All great coaches dream of riding off into the sunset with a championship and then retirement, triumphantly carried off the field by their players, trophy in hand. But, University of San Diego coach Dale Lindsey got the opposite of that scenario.
Lindsey is likely the greatest football coach in San Diego history, but his life in football goes well-beyond that. He was a member of Charlie Bradshaw’s “Thin Thirty”, the University of Kentucky football team in 1962 that was cut down from 88 players to 30 due to Bradshaw’s notoriously harsh coaching habits that he learned from Bear Bryant. There, he spent a life of sixty years in football, including a eight years in the NFL as a linebacker.

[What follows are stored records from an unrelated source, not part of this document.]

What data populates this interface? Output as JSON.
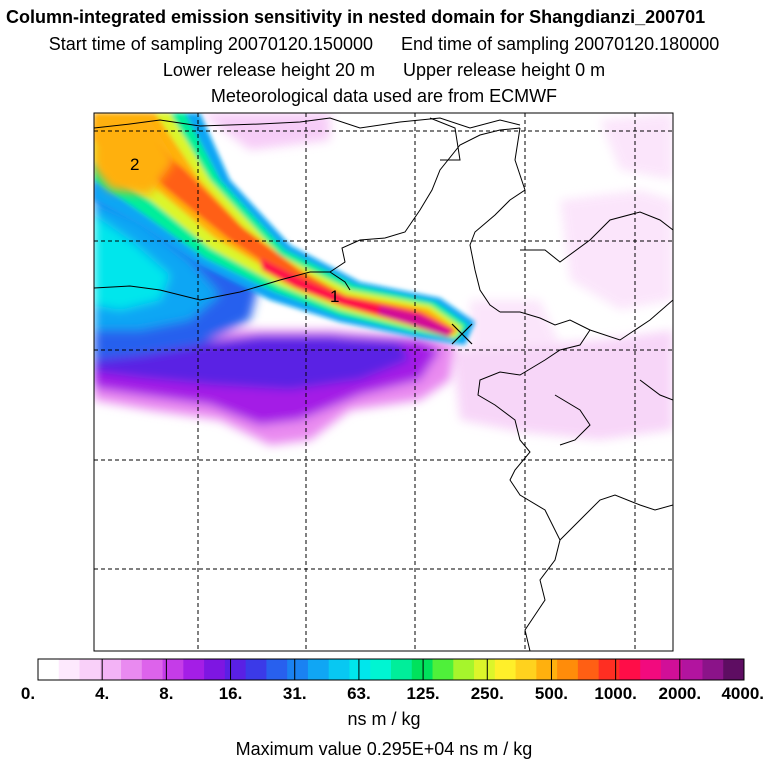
{
  "titles": {
    "line1": "Column-integrated emission sensitivity in nested domain for Shangdianzi_200701",
    "start_label": "Start time of sampling 20070120.150000",
    "end_label": "End time of sampling 20070120.180000",
    "lower_label": "Lower release height   20 m",
    "upper_label": "Upper release height    0 m",
    "line4": "Meteorological data used are from ECMWF"
  },
  "map": {
    "markers": [
      "2",
      "1"
    ],
    "release_site_marker": "x-cross",
    "colors": {
      "coastline": "#000000",
      "grid": "#000000",
      "background": "#ffffff"
    }
  },
  "colorbar": {
    "labels": [
      "0.",
      "4.",
      "8.",
      "16.",
      "31.",
      "63.",
      "125.",
      "250.",
      "500.",
      "1000.",
      "2000.",
      "4000."
    ],
    "colors": [
      "#ffffff",
      "#fde9fd",
      "#f9d0f9",
      "#f3b3f6",
      "#e98af0",
      "#dd63eb",
      "#c53ce8",
      "#a41ee6",
      "#7e16e2",
      "#5a20e4",
      "#3b3ae8",
      "#2860ee",
      "#1a82f2",
      "#10a6f4",
      "#08c8f2",
      "#00e6ec",
      "#00f5d2",
      "#00ee9a",
      "#00e25c",
      "#4ff03a",
      "#a6f52c",
      "#dcf52a",
      "#ffef2a",
      "#ffd21e",
      "#ffb00e",
      "#ff8c0a",
      "#ff5f14",
      "#ff2e22",
      "#ff0d48",
      "#f20a7e",
      "#d10f98",
      "#b2149f",
      "#8b1389",
      "#5e0d62"
    ],
    "units": "ns m / kg"
  },
  "max_value": "Maximum value  0.295E+04 ns m / kg"
}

His coaching stops included eclectic jobs at places like the Toronto Argonauts, New Mexico State, numerous NFL teams and the Boston Breakers. He was hired by San Diego in 2013 and excelled there. In ten years there, the team finished with a winning record nine times and never finished below .500. They won at least a share of the league title in the Pioneer Football League eight times, and made the FCS Playoffs five times, where San Diego reached the 2nd round twice. But, that wasn’t enough for Lindsey to get an eleventh year, as they went 7-4 and 5-5 the last two years. It was announced that he had retired by San Diego on Wednesday, but apparently that was not the case.
Here is football scoop with more details.
“I did not (bleeping) retire,” Lindsey told the paper. “I was shown the door and would like to coach. That’s my story, and I’m sticking to it.”
Asked twice if San Diego in fact fired Lindsey, AD Bill McGillis declined to state definitively one way or the other.
“He is absolutely a fantastic head coach. He has demonstrated great integrity, values that match the University of San Diego, a commitment to education and mentoring his players in a way that will benefit them for the rest of their lives,” he said. “And we look forward in the future to honoring him and celebrating a remarkable legacy.”
I don’t know if I’ve ever seen this before, but maybe the now-retired Syracuse basketball coach Jim Boeheim can relate.